When singer Paul Janeway and bassist Jesse Phillips met in
2012 to start a musical project together, they both viewed it as “a last hurrah”
before quitting the musical scene. Almost five years on, Alabama’s St. Paul and
the Broken Bones have put out two records, play a televised slot at last year’s
Glastonbury Festival and open for The Rolling Stones across America. As a final
roll-of-the-dice goes, this one keeps on tumbling.
St. Paul and the Broken Bones performing live at Austin City Limits Festival, 2016. (Credit to Austin Music Source.) |
Their sold-out Leeds show – upgraded from the Brudenell
Social Club to the near-double capacity Irish Centre – is part of a celebratory
lap supporting sophomore LP Sea of Noise,
an exuberant, heady cocktail of soul, jazz and blues. The onus of this
multitude of musical veins being opened lies with the seven-piece Broken Bones,
who showcase a lean versatility throughout proceedings. Across a ninety-five
minute set, they cross-pollinate genres with an exuberant ease, from the
Southern gothic of I’ll Be Your Woman
to the beefy, brassy funk of Like a
Mighty River, with driving, disco-tinged covers of Van Morrison, Sam Cooke
and Radiohead throwing enjoyable curveballs into the mix.
Janeway is the magnetic presence that anchors it all though,
oozing sex and spirituality behind his gold microphone. Voice rich and
mellifluous, with the depth of the Marianas Trench, he bellows his way through
the church-parade gospel of Waves and
Brain Matter with a lithe vitality,
thriving above the horn-and-organ bedrock. On All I Ever Wonder, he jives his way across the stage from left to
right, glittered animal-print jacket catching the lights like tiny diamonds.
During I’m Torn Up, brow profusely
sweating, he undulates wildly as he howls pained, lonely sentiments, a preacher
exorcising demons through the impassioned roar of his own soul.

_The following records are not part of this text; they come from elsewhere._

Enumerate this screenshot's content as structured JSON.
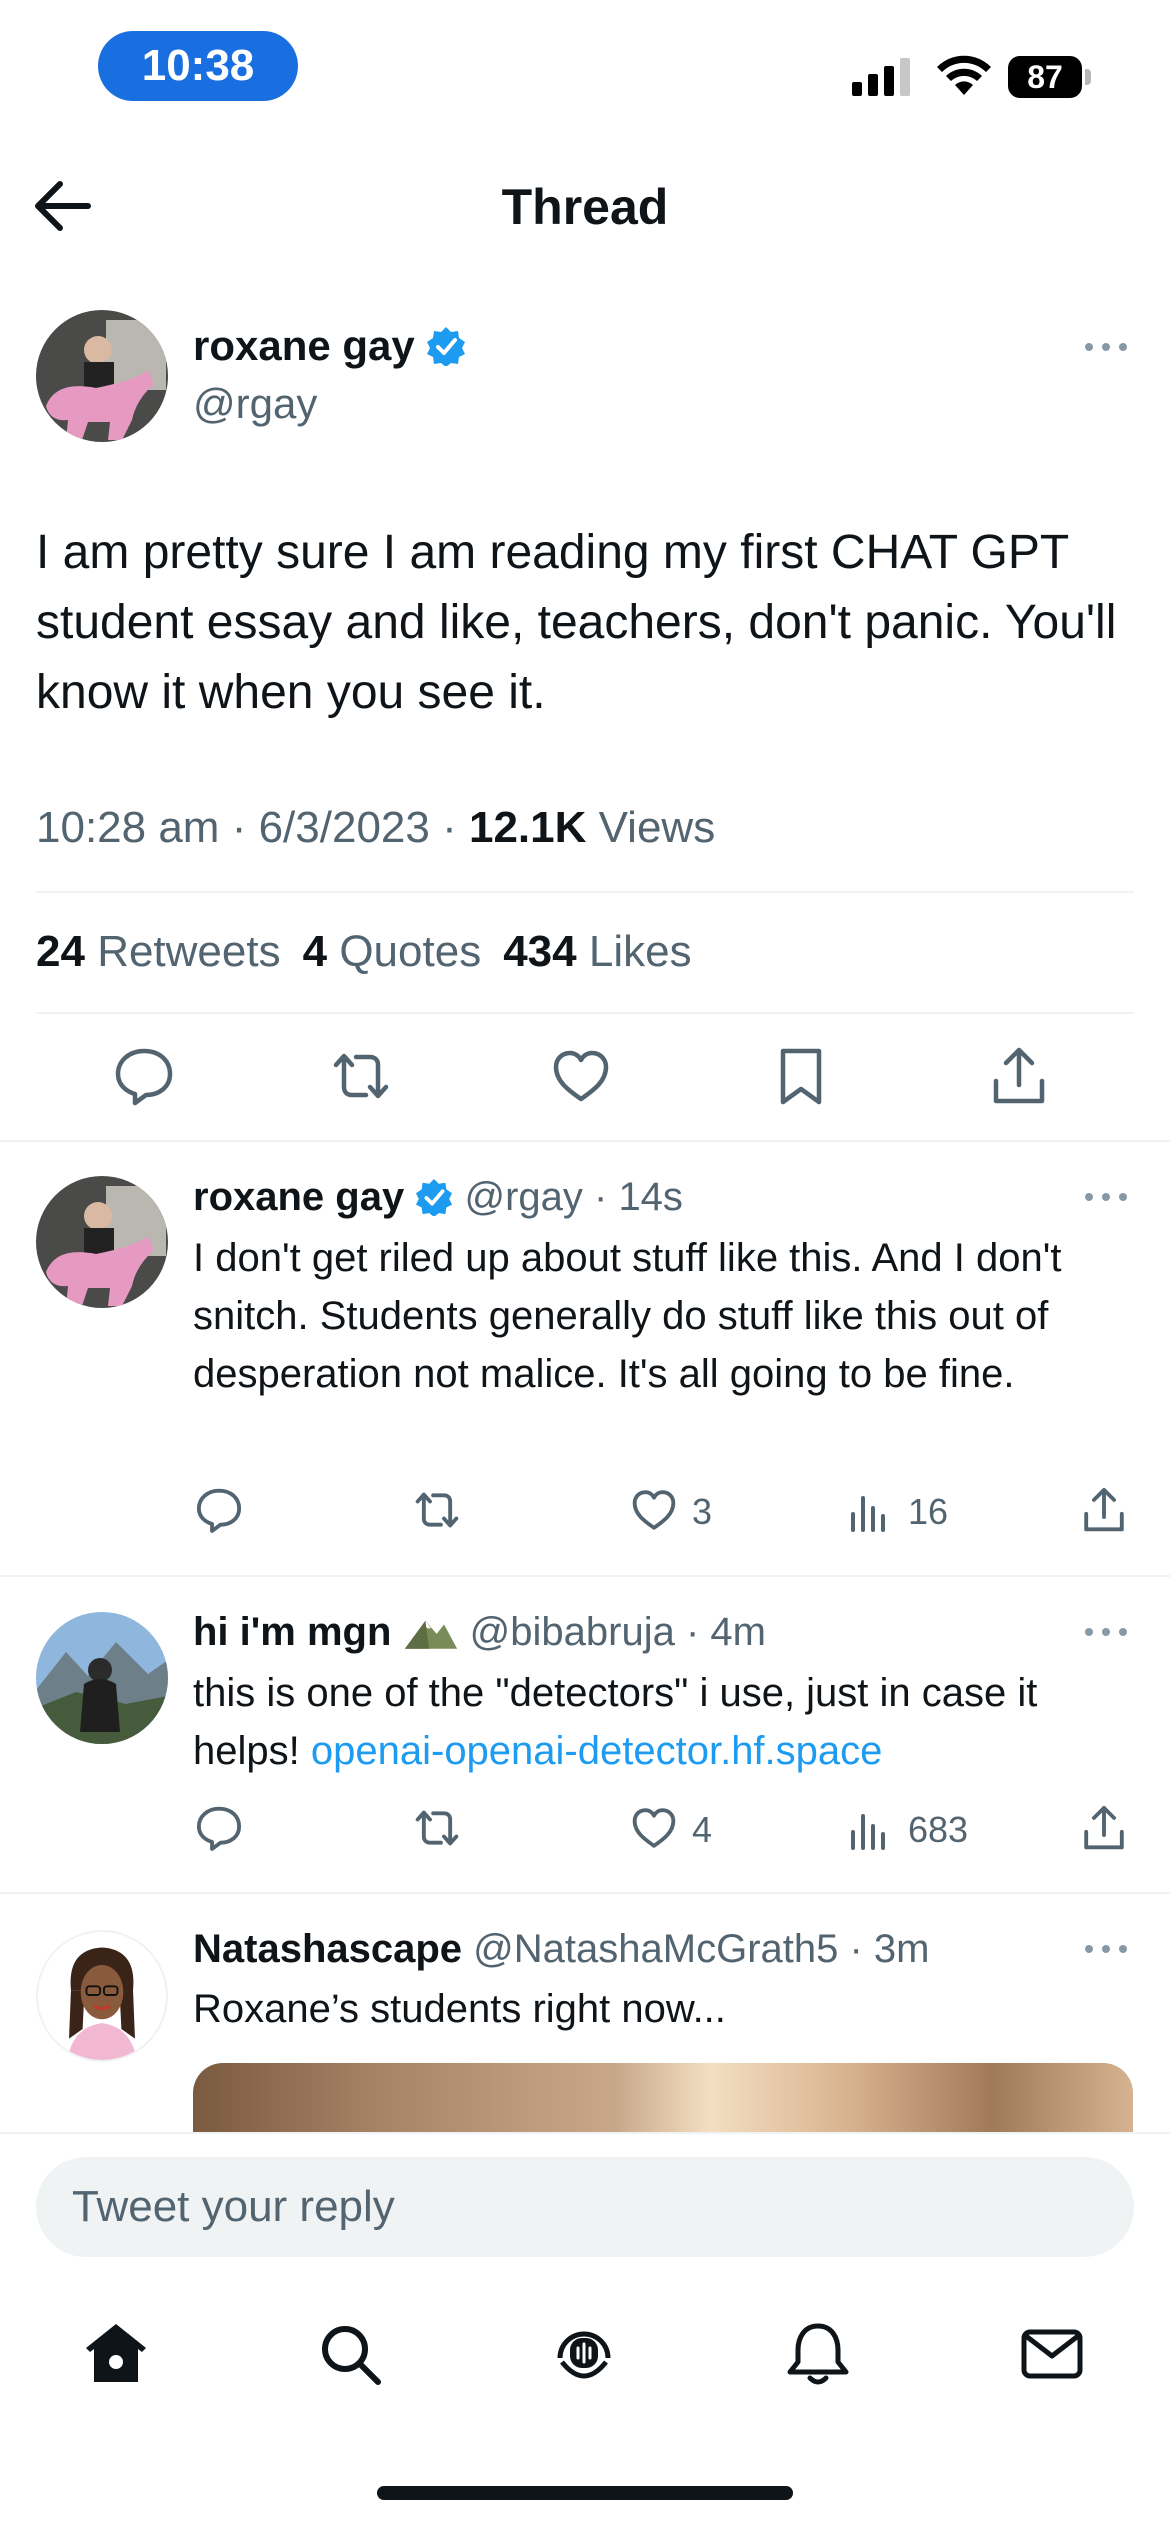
{
  "status_bar": {
    "time": "10:38",
    "battery": "87"
  },
  "nav": {
    "title": "Thread"
  },
  "main_tweet": {
    "name": "roxane gay",
    "handle": "@rgay",
    "text": "I am pretty sure I am reading my first CHAT GPT student essay and like, teachers, don't panic. You'll know it when you see it.",
    "time": "10:28 am",
    "date": "6/3/2023",
    "views_count": "12.1K",
    "views_label": "Views",
    "retweets_count": "24",
    "retweets_label": "Retweets",
    "quotes_count": "4",
    "quotes_label": "Quotes",
    "likes_count": "434",
    "likes_label": "Likes"
  },
  "replies": [
    {
      "name": "roxane gay",
      "handle": "@rgay",
      "time": "14s",
      "text": "I don't get riled up about stuff like this. And I don't snitch. Students generally do stuff like this out of desperation not malice. It's all going to be fine.",
      "likes": "3",
      "views": "16"
    },
    {
      "name": "hi i'm mgn",
      "handle": "@bibabruja",
      "time": "4m",
      "text": "this is one of the \"detectors\" i use, just in case it helps!",
      "link": "openai-openai-detector.hf.space",
      "likes": "4",
      "views": "683"
    },
    {
      "name": "Natashascape",
      "handle": "@NatashaMcGrath5",
      "time": "3m",
      "text": "Roxane’s students right now..."
    }
  ],
  "composer": {
    "placeholder": "Tweet your reply"
  },
  "colors": {
    "accent": "#1d9bf0",
    "text": "#0f1419",
    "muted": "#536471",
    "divider": "#eff3f4",
    "time_pill": "#1a6fe0"
  },
  "icons": [
    "back-arrow-icon",
    "verified-badge-icon",
    "more-icon",
    "reply-icon",
    "retweet-icon",
    "like-icon",
    "bookmark-icon",
    "share-icon",
    "views-icon",
    "home-icon",
    "search-icon",
    "spaces-icon",
    "notifications-icon",
    "messages-icon"
  ]
}
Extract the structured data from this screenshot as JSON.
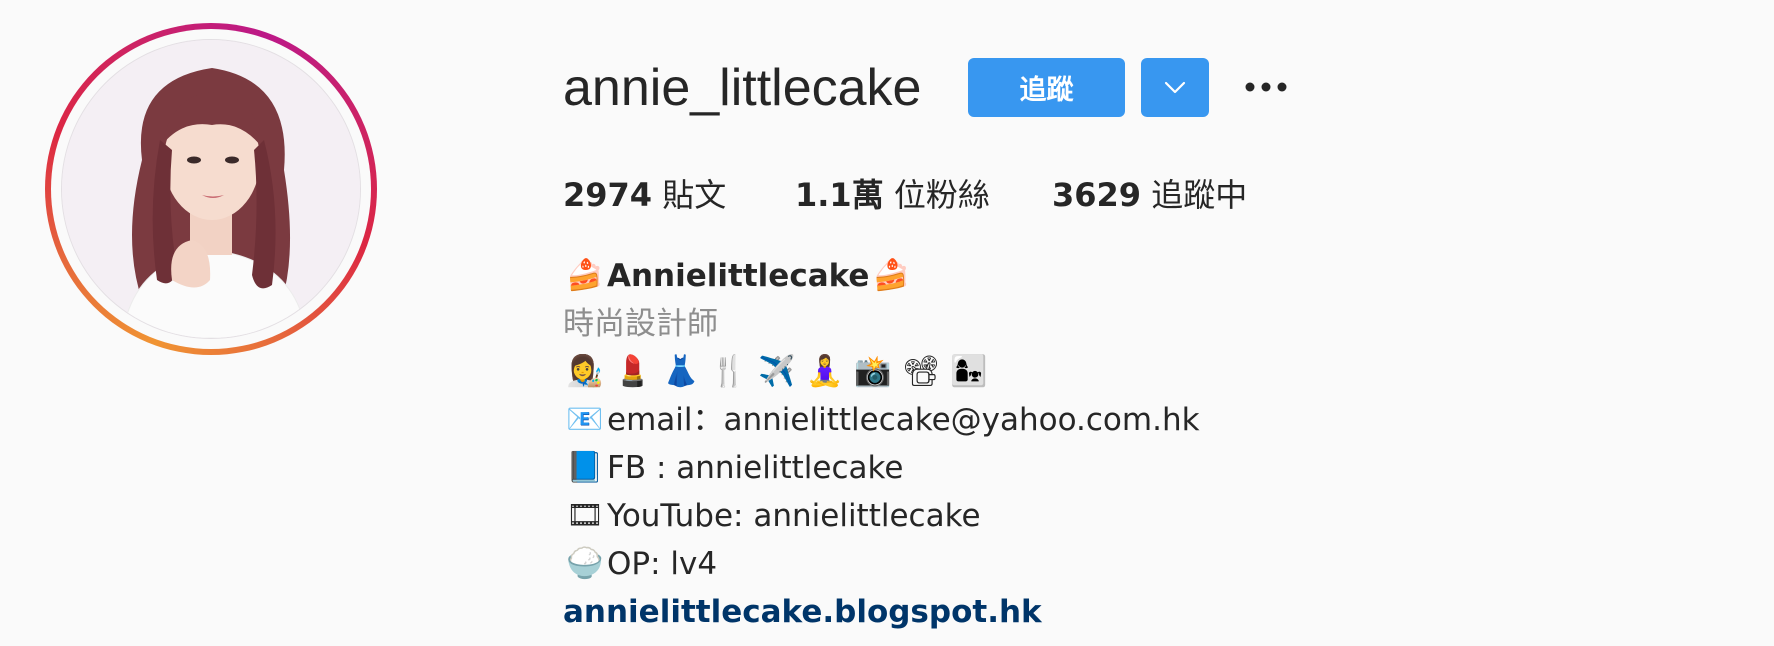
{
  "profile": {
    "username": "annie_littlecake",
    "follow_label": "追蹤",
    "more_icon": "more-horizontal-icon",
    "dropdown_icon": "chevron-down-icon"
  },
  "stats": {
    "posts_count": "2974",
    "posts_label": " 貼文",
    "followers_count": "1.1萬",
    "followers_label": " 位粉絲",
    "following_count": "3629",
    "following_label": " 追蹤中"
  },
  "bio": {
    "name_prefix_emoji": "🍰",
    "name": "Annielittlecake",
    "name_suffix_emoji": "🍰",
    "category": "時尚設計師",
    "emoji_line": [
      "👩‍🎨",
      "💄",
      "👗",
      "🍴",
      "✈️",
      "🧘‍♀️",
      "📸",
      "📽",
      "👩‍👧"
    ],
    "email_emoji": "📧",
    "email_text": "email：annielittlecake@yahoo.com.hk",
    "fb_emoji": "📘",
    "fb_text": "FB : annielittlecake",
    "youtube_emoji": "🎞",
    "youtube_text": "YouTube: annielittlecake",
    "op_emoji": "🍚",
    "op_text": "OP: lv4",
    "website": "annielittlecake.blogspot.hk"
  },
  "colors": {
    "button_blue": "#3897f0",
    "link_navy": "#003569",
    "category_gray": "#8e8e8e"
  }
}
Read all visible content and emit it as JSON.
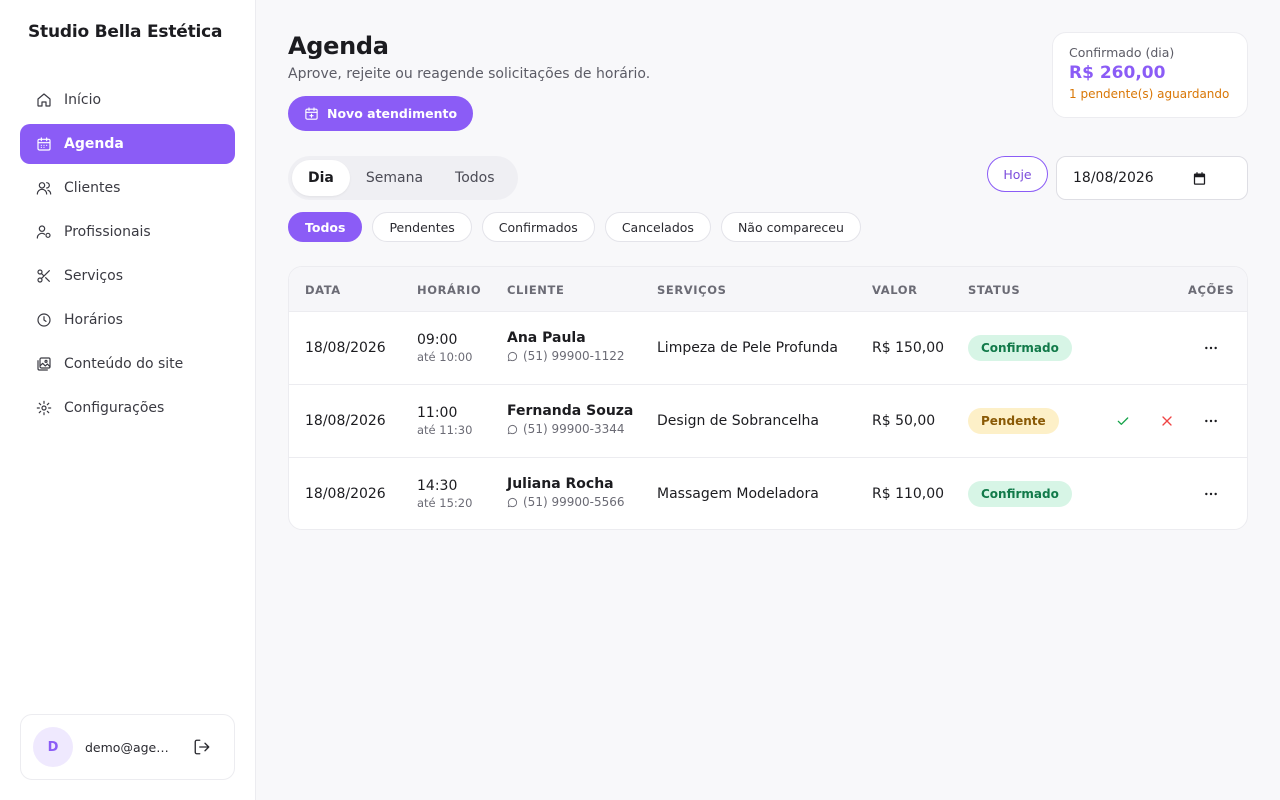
{
  "brand": "Studio Bella Estética",
  "nav": [
    {
      "label": "Início",
      "icon": "home-icon",
      "active": false
    },
    {
      "label": "Agenda",
      "icon": "calendar-icon",
      "active": true
    },
    {
      "label": "Clientes",
      "icon": "users-icon",
      "active": false
    },
    {
      "label": "Profissionais",
      "icon": "user-cog-icon",
      "active": false
    },
    {
      "label": "Serviços",
      "icon": "scissors-icon",
      "active": false
    },
    {
      "label": "Horários",
      "icon": "clock-icon",
      "active": false
    },
    {
      "label": "Conteúdo do site",
      "icon": "images-icon",
      "active": false
    },
    {
      "label": "Configurações",
      "icon": "gear-icon",
      "active": false
    }
  ],
  "user": {
    "initial": "D",
    "email": "demo@agenda.com"
  },
  "page": {
    "title": "Agenda",
    "subtitle": "Aprove, rejeite ou reagende solicitações de horário.",
    "new_button": "Novo atendimento"
  },
  "summary": {
    "label": "Confirmado (dia)",
    "value": "R$ 260,00",
    "pending": "1 pendente(s) aguardando"
  },
  "view_tabs": [
    "Dia",
    "Semana",
    "Todos"
  ],
  "today_label": "Hoje",
  "date_value": "18/08/2026",
  "filters": [
    "Todos",
    "Pendentes",
    "Confirmados",
    "Cancelados",
    "Não compareceu"
  ],
  "table": {
    "headers": {
      "date": "DATA",
      "time": "HORÁRIO",
      "client": "CLIENTE",
      "services": "SERVIÇOS",
      "value": "VALOR",
      "status": "STATUS",
      "actions": "AÇÕES"
    },
    "rows": [
      {
        "date": "18/08/2026",
        "start": "09:00",
        "end": "até 10:00",
        "client": "Ana Paula",
        "phone": "(51) 99900-1122",
        "service": "Limpeza de Pele Profunda",
        "value": "R$ 150,00",
        "status": "Confirmado",
        "status_kind": "ok"
      },
      {
        "date": "18/08/2026",
        "start": "11:00",
        "end": "até 11:30",
        "client": "Fernanda Souza",
        "phone": "(51) 99900-3344",
        "service": "Design de Sobrancelha",
        "value": "R$ 50,00",
        "status": "Pendente",
        "status_kind": "pend"
      },
      {
        "date": "18/08/2026",
        "start": "14:30",
        "end": "até 15:20",
        "client": "Juliana Rocha",
        "phone": "(51) 99900-5566",
        "service": "Massagem Modeladora",
        "value": "R$ 110,00",
        "status": "Confirmado",
        "status_kind": "ok"
      }
    ]
  },
  "colors": {
    "accent": "#8b5cf6",
    "pending": "#d97706",
    "confirm": "#16a34a",
    "reject": "#ef4444"
  }
}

For the tender ballad Broken
Bones and Pocket Change, he makes his way through the crowd to the padded
benches behind the sound desk that separate the two levels of the venue, where
he croons and hollers to appreciative fans whilst the band on-stage vamp it up.
He loses his right shoe, a gold brogue, whilst clambering up; on his return to
the stage, he holds it aloft, like an ostentatious lamp guiding this intrepid
explorer through the forest of bodies. Part-minister, part-master of ceremonies,
Janeway commands all of the space afforded him; when slipping between the
falsetto croon of Flow With It (You Got
Me Feeling Like) and the sultry smooth of Midnight on the Earth, his credentials are impeccably authentic,
his showmanship freighted with unfiltered desire.
St. Paul and the Broken Bones performing live at Austin City Limits Festival, 2016. (Credit to Getty Images.) |
Stripped of the burnished strings on record, some of the
Broken Bones’ newest material loses an elegiac grandeur; but in turn, it is
traded out for a physical heft, with material like Tears in the Diamond buoyed by woozy keyboard flourishes.
Chicken-scratch guitar roughs up old cut Half
the City; and with the slow sermon-like Burning
Rome storming to a dynamic crescendo, the group cap off an infectiously
feel-good performance triumphantly. Janeway and company’s “last hurrah” as they
put it is, rightfully, not so final after all.